Роберта, тихого и скромного, мы приняли в компанию лишь потому, что Ленька о нем сказал:
– Это сын Цфасмана, того самого… Контрамарки нам обеспечены.
Ленька не обманул. Благодаря ему мы стали бывать в респектабельном саду «Эрмитаж», где публика гуляла, развлекалась, танцевала фокстрот, сидела у фонтана, пила пиво, янтарно желтевшее под шапками пены. Публика смеялась заезженным остротам конферансье с неизменной бабочкой, во фраке и лаковых ботинках и слушала первый советский джаз, такой же символ индустриализации, как и Днепрогэс.
Вездесущий Ленька проводил нас в ресторан «Казино» на Триумфальной площади. Проводил мимо швейцара, с коим обменивался таинственными масонскими знаками, означавшими примерно следующее: ну, мы-то с вами знаем друг друга (Ленька)… А эта публика (швейцар, указывая на нас)?.. Не извольте беспокоиться, эта публика со мной (снова Ленька). Там, в «Казино», за кружкой пива мы просиживали весь вечер, бешено аплодируя Цфасману, солирующему за белым роялем.

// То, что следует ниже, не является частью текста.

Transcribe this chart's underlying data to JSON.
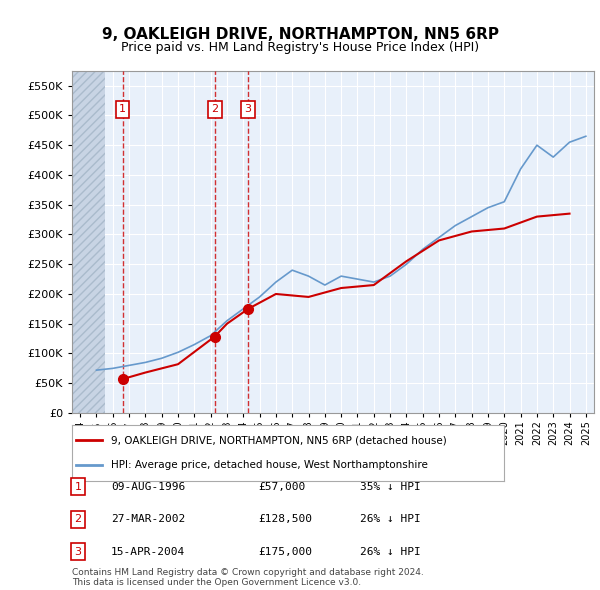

И нас – как поклонников джаза – не выпроваживали ни швейцар с галунами, нашитыми по рукавам и воротнику полувоенного мундира (всех приучали к военной форме), ни администратор в короткой жокейской безрукавке и роговых очках: такова сила протекции.
Мы также слушали Цфасмана в фойе кинотеатров «Малая Дмитровка» (позднее театр «Ленком») и «Первый Госкино» (позднее «Художественный»). Туда мы пробирались заранее, чтобы занять первый ряд специально поставленных стульев, и после выступления Цфасмана оставались на киносеанс лишь в том случае, если фильм был не про любовь, а про войну. При этом нас с Любкой дразнили и подкалывали: мол, нам, конечно же, хотелось про любовь…
Разумеется, мы всячески наседали на Леньку, чтобы он познакомил нас с мэтром – самим Александром Наумовичем Цфасманом, нашим идолом и кумиром. И Ленька обещал, клялся, божился, но все откладывал: после, после, вот он вернется с гастролей… вот он отыграет новую премьеру… Но дело было не в гастролях и премьере. Ленька наслаждался тем, что он единственный был вхож к Цфасману в дом благодаря дружбе с его сыном и не хотел делиться с нами этим правом, старался оттянуть, отсрочить.
Но была и еще причина: обязательства Леньки перед другом, коего он очень хорошо понимал, и хотя тот не всегда был с ним откровенен, Ленька о многом догадывался.